April 8: PM’s Kotel moment

Prime Minister Benjamin Netanyahu  (photo credit: MARC ISRAEL SELLEM)
Prime Minister Benjamin Netanyahu
(photo credit: MARC ISRAEL SELLEM)
Negotiating with religious extremists is a waste of time. Concepts such as “compromise” and “live and let live” simply do not register with them – nor does the term “democracy.” The Kotel deal is a case in point.
At the end of January, a majority of the ministers who make up the cabinet voted to reserve an area south of the Western Wall plaza for non-Orthodox prayer and to provide a place for the Women of the Wall group. A centerpiece of the deal, which was the result of long months of negotiations and compromises on all sides, was that all denominations of Judaism – Orthodox and non-Orthodox – would share a common entrance. Entering through the same door symbolized equality. Upon entering, each visitor would be given the opportunity to choose where he or she felt most comfortable praying.
Ministers Ze’ev Elkin (Likud), Uri Ariel (Bayit Yehudi), David Azoulay (Shas), Arye Deri (Shas) and Ya’acov Litzman (United Torah Judaism) voted against the proposal.
This week senior UTJ MK Moshe Gafni declared that his party would only accept the plan for a non-Orthodox prayer section if there were no common entrance for Orthodox and non-Orthodox visitors. He also hinted in a conversation with The Jerusalem Post’s Religious Affairs Correspondent Jeremy Sharon that his party would not accept formal recognition of non-Orthodox denominations by the State of Israel.
“We will not allow them to be with us in any way,” Gafni declared in a speech on Tuesday at Kibbutz Hafetz Haim before hundreds of members of his political faction Degel Hatorah, one of two parties that make up UTJ. “Not at the entrance to the Kotel, not at the exit, we will not allow in any way recognition of the Reform, and not those similar to them.”
In addition to disparaging Jews for adhering to beliefs different from his own, Gafni rejected the authority of the Supreme Court. “The Supreme Court can rule whatever it wants, we will continue on our path... as we have been instructed by our rabbis,” he said.
These are hardly words of compromise and peace. These are words of war.
Gafni and his fellow travelers are angry at the courts.
It was as a result of a decision by the Jerusalem District Court that religious zealots from UTJ, Shas, Bayit Yehudi and the Likud were forced to enter into negotiations with the Women of the Wall and the non-Orthodox streams of Judaism in the first place.
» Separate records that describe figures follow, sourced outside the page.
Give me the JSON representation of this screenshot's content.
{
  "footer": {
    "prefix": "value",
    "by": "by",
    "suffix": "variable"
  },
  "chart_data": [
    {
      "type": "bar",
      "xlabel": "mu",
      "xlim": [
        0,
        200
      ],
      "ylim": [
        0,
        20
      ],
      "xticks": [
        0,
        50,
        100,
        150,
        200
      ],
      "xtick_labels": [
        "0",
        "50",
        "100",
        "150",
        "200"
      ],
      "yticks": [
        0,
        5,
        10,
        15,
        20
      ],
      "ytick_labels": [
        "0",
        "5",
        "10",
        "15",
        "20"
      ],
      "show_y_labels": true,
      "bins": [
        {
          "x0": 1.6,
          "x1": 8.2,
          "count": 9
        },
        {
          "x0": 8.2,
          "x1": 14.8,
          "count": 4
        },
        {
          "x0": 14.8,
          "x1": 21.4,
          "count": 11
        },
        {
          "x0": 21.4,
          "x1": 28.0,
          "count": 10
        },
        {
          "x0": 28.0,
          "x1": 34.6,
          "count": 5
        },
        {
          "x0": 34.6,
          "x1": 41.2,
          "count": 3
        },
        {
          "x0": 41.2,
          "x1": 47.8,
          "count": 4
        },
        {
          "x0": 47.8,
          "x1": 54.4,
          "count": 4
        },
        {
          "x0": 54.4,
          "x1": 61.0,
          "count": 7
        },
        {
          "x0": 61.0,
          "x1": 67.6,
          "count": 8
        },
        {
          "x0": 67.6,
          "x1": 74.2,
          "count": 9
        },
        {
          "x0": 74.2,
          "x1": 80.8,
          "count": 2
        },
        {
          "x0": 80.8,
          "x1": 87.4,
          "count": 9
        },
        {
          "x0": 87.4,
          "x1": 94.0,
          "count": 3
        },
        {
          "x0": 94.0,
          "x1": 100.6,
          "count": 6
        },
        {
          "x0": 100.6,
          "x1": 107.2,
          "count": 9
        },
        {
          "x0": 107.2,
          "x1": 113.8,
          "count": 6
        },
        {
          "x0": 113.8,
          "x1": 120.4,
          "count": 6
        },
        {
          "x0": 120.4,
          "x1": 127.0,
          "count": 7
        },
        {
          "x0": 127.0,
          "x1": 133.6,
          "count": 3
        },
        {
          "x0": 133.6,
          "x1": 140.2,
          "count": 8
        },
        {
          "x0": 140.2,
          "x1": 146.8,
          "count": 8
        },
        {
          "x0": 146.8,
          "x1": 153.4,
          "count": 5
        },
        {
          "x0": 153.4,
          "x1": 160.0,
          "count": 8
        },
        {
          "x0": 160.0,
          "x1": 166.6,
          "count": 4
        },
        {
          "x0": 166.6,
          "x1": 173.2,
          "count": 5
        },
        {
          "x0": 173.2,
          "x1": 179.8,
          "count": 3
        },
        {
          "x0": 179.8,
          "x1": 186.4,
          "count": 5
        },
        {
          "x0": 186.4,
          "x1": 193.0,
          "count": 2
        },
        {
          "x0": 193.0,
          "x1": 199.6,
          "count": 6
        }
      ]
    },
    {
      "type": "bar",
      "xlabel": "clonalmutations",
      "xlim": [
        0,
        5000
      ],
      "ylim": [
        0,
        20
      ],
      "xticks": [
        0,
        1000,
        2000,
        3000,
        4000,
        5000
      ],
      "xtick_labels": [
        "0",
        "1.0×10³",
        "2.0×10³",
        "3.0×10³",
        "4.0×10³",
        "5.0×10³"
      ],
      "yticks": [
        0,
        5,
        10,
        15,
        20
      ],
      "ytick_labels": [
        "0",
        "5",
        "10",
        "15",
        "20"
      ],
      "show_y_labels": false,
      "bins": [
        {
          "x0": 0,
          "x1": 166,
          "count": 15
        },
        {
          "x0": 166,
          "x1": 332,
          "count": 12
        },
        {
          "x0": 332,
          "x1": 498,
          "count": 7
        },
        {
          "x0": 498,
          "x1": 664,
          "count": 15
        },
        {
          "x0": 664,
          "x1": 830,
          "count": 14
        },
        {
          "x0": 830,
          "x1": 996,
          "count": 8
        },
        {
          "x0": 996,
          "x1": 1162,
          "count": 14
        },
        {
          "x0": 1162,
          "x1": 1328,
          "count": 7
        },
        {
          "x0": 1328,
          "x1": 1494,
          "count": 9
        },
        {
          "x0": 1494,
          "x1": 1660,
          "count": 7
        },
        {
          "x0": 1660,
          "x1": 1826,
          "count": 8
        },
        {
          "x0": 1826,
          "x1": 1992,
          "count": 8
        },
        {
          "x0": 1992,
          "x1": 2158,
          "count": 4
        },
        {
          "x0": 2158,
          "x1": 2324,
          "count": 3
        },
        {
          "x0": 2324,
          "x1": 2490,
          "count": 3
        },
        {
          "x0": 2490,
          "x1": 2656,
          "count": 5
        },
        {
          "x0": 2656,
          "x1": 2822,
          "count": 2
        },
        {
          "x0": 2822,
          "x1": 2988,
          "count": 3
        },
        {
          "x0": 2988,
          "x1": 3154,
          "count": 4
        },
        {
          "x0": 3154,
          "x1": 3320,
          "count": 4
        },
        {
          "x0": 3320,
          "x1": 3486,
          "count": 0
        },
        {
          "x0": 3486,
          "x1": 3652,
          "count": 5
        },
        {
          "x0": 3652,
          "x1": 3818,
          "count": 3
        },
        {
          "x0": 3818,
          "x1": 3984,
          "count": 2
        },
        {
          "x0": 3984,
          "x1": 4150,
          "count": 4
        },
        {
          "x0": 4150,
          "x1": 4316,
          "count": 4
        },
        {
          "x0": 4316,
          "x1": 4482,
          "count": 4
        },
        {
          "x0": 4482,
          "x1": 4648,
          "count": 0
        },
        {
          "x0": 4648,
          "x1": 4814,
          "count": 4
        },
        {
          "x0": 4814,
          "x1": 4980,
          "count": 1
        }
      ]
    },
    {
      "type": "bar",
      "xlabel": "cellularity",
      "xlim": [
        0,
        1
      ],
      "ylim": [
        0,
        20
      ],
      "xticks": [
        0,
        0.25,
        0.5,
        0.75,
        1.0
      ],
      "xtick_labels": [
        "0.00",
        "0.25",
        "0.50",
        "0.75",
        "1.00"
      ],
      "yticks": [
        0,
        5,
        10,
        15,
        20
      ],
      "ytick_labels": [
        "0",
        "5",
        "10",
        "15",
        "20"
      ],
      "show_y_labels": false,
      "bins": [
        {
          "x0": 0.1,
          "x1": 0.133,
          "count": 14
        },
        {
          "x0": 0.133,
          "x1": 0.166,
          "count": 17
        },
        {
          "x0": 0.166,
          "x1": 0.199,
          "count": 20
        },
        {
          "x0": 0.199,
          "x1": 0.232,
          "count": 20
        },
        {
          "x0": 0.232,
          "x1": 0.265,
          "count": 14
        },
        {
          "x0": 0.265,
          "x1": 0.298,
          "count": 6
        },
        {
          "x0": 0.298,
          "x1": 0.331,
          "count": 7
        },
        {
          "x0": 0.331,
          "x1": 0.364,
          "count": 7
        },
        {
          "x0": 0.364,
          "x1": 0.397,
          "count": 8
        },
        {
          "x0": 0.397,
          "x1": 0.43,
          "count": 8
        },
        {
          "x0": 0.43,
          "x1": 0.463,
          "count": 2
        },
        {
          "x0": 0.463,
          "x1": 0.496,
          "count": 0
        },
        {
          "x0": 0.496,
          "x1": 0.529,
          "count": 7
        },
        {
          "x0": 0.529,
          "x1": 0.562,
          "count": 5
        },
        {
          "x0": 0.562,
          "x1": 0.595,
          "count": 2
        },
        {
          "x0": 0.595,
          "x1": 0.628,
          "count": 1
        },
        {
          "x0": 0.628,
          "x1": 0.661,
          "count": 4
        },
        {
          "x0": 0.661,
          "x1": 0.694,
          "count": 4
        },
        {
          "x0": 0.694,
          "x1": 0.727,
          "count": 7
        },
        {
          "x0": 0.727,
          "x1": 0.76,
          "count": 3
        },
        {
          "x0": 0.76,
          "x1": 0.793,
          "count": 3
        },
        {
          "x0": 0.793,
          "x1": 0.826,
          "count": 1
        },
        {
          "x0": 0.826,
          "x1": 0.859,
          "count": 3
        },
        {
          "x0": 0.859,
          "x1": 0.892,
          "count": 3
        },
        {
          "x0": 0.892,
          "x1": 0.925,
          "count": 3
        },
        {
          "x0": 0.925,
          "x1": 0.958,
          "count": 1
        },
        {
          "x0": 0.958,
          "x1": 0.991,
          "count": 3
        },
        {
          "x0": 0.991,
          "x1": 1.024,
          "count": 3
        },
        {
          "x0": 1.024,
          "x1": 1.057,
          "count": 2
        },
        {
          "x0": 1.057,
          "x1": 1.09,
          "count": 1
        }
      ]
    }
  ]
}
In April 2013, Judge Moshe Sobel upheld a magistrate’s court decision that ruled that women who wear prayer shawls at the Western Wall Plaza are not causing a public disturbance, and therefore should not be arrested. Sobel and the magistrate’s court rejected the “blame the victim” argument that claimed that by donning prayer shawls and tefillin and reading from the Torah scroll in public, Women of the Wall was inciting to violence. It was not unlike the argument sometimes put forward that women who wear short skirts are to blame if they get raped.
In any event, after the courts supported the right of Women of the Wall members to pray the way they wish to inside the Western Wall Plaza, the religious zealots were forced to negotiate with them so they would willingly go elsewhere to pray.
The Women of the Wall and the non-Orthodox streams of Judaism were willing to give up their claims to egalitarian pray in the Western Wall Plaza proper on condition they were provided an alternative area.
A compromise had finally been reached. But now like spoiled children, MKs who march to a different, more pious, drummer are trying to put pressure on the government to renege on a deal that was reached in good faith.
Prime Minister Benjamin Netanyahu must rise to the occasion and remain committed to the cabinet decision.
True, his government coalition, which rests on a razor-thin majority of 61 MKs, is in danger of being toppled. Shas and UTJ MKs have threatened to quit the government if the Kotel deal is implemented. And Netanyahu could take the easy way out and decide not to decide. Eventually, the issue would reach the Supreme Court, which would rule in favor of Women of the Wall and the non-Orthodox. But Netanyahu has an opportunity to do something different.
He can stand up for the idea that democratic decisions must be respected and that religious rights must be upheld, and move forward with the Kotel deal with, or without, the haredim.